Fig. 8.

Model of the mechanism of action of RDV and molnupiravir against SARS-CoV-2 RdRp. (A) RDV functions as a chain terminator preventing RNA synthesis during both primer and template strand synthesis. (Top) Incorporation of RDV-MP (red) by the viral polymerase (blue oval) opposite UMP in the template (yellow/clear bubbles) results in a steric clash with the residue S861 and incomplete inhibition. (Bottom) The primer is eventually extended and is later used as a template. A clash between RDV-MP and the backbone of A558 is responsible for the reduction in UTP (U) binding.
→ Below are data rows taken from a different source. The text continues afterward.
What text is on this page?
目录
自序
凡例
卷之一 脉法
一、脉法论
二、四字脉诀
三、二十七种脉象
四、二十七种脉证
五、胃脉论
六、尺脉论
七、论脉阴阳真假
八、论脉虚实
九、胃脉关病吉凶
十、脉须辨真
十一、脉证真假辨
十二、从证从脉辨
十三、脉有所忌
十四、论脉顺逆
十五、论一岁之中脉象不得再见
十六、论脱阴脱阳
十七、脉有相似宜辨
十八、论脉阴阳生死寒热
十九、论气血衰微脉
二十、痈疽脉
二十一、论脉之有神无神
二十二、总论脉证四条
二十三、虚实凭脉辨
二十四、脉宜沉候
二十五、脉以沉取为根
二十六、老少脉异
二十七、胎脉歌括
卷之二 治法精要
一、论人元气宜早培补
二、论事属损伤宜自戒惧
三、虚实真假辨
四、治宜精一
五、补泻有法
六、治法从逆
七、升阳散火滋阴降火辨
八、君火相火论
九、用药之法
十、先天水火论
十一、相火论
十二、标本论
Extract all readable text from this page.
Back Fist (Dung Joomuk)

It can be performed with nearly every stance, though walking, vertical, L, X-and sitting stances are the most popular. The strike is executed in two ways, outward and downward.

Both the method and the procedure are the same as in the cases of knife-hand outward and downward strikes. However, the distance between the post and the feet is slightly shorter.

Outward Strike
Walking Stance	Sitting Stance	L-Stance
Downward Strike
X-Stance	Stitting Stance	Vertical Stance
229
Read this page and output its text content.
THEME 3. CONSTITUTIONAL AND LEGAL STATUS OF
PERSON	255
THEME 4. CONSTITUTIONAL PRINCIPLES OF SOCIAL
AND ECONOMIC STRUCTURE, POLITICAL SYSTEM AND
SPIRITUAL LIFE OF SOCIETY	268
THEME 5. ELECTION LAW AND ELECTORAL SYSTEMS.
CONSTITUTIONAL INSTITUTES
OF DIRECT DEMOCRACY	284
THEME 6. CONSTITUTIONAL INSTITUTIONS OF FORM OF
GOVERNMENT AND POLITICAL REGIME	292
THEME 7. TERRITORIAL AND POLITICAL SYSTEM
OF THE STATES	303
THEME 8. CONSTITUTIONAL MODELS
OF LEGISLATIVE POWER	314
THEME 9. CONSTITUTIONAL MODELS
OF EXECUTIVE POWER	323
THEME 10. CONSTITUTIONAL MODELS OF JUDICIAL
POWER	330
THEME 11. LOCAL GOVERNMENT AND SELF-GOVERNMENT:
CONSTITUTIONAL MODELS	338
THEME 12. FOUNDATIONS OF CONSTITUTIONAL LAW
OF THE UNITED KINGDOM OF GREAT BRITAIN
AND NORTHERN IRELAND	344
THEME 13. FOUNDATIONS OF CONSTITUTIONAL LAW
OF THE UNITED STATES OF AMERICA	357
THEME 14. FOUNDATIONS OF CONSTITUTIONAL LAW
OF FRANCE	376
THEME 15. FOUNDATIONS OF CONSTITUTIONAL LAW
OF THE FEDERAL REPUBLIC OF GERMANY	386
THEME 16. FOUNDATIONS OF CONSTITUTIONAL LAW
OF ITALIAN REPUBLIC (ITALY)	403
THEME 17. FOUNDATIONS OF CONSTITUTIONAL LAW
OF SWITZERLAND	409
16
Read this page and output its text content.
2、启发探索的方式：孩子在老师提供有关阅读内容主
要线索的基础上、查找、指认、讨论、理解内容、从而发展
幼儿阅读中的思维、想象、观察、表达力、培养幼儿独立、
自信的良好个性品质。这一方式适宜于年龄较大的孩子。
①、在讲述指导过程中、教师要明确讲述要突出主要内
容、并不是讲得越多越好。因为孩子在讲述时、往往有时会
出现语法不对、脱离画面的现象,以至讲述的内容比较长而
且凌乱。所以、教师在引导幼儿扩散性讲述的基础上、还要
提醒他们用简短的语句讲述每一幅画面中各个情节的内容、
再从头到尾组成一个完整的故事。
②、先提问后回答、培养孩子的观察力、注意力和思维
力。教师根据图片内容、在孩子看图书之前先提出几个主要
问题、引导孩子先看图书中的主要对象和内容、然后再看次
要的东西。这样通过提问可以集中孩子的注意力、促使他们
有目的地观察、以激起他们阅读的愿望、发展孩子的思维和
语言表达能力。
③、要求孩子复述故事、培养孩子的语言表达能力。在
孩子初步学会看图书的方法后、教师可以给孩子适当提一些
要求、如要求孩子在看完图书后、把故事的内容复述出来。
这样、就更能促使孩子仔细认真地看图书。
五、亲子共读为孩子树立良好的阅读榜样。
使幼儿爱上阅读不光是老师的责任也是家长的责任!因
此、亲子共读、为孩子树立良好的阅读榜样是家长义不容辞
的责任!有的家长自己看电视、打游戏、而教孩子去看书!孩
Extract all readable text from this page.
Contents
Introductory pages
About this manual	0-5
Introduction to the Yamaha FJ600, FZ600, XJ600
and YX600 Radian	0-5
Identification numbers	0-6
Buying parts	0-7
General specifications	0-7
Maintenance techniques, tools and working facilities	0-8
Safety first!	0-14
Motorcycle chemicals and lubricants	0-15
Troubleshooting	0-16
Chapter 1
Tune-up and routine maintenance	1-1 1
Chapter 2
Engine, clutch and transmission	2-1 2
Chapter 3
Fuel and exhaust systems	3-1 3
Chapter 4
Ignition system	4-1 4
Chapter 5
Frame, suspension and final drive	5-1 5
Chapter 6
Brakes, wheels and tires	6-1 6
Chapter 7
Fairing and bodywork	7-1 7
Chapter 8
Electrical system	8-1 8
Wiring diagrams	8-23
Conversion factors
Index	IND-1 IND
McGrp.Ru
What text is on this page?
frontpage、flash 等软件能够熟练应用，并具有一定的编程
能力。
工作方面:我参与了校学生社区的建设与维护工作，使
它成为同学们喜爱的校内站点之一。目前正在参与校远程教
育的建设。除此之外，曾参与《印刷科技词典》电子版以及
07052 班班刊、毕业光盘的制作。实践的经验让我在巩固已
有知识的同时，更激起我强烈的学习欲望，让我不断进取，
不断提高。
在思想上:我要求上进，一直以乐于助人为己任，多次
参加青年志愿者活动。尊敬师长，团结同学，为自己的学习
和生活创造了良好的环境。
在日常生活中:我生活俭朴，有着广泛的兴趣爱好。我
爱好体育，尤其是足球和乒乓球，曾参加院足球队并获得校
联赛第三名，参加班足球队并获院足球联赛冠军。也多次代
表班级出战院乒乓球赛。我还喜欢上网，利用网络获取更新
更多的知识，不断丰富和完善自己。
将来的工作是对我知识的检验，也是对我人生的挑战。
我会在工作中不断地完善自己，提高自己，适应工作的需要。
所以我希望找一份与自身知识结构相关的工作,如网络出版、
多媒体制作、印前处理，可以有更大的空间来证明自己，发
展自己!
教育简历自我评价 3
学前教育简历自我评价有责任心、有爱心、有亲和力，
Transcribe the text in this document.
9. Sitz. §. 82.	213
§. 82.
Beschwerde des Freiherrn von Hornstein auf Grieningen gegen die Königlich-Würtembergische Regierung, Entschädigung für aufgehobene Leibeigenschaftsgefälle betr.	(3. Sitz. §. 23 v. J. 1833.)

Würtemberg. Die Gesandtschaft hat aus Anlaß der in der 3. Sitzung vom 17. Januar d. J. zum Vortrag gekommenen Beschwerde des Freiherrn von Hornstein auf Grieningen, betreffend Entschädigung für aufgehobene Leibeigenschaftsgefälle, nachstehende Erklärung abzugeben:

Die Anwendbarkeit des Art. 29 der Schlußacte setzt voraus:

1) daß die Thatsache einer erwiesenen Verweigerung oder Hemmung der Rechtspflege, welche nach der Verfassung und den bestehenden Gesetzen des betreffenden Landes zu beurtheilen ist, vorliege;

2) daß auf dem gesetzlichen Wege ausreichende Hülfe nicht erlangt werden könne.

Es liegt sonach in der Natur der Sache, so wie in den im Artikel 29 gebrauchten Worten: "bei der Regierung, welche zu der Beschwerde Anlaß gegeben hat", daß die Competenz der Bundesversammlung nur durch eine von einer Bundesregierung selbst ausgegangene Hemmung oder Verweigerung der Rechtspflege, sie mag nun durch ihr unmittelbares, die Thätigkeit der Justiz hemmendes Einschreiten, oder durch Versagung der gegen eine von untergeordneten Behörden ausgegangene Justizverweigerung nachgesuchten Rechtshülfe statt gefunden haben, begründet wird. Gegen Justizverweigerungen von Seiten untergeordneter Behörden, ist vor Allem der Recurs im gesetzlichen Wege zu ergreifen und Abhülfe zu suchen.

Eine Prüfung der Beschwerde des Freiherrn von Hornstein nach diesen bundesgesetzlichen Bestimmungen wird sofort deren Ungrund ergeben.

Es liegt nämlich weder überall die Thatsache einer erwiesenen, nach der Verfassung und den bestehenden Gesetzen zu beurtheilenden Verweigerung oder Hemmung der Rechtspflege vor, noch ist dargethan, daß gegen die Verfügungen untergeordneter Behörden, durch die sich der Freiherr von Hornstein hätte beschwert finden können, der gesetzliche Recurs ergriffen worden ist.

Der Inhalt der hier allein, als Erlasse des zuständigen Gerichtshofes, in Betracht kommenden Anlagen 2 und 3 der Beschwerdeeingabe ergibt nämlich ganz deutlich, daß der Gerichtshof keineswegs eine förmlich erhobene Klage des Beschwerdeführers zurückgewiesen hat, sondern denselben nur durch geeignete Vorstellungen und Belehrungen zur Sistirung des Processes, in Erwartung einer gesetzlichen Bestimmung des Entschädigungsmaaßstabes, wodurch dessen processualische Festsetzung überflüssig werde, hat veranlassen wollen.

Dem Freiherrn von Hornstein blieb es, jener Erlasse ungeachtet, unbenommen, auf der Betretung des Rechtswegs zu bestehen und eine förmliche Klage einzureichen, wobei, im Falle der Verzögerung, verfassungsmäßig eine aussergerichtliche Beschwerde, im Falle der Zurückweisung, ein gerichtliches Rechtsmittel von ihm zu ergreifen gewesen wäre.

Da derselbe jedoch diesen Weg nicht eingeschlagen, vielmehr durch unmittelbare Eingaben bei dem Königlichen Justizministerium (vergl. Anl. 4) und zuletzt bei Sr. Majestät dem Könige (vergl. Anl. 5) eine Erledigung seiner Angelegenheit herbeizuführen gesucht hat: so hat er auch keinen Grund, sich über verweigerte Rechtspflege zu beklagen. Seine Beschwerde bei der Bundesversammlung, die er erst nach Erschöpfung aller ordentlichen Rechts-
V557L, previously identified in vitro, can compensate for this clash promoting low level resistance. (B) Molnupiravir incorporation results in mutagenesis promoting incorrect base-pairing. (Top) Molnupiravir (purple) primarily base-pairs with GMP (blue), once extended the subsequent template strand promotes ATP (orange) binding opposite molnupiravir explaining lethal mutagenesis observed in cell culture as a result of A-to-G and U-to-C transitions. Biochemical evidence showed evidence of GTP (blue) binding opposite molnupiravir in the template, but this resulted in minimum inhibition and extension of this product would not result in a mismatch.

Adapted from C.J. Gordon, et al., Molnupiravir promotes SARS-CoV-2 mutagenesis via the RNA template, J. Biol. Chem. (2021) 100770. E.P. Tchesnokov, et al., Template-dependent inhibition of coronavirus RNA-dependent RNA polymerase by remdesivir reveals a second mechanism of action, J. Biol. Chem. 295 (47) (2020) 16156–16165.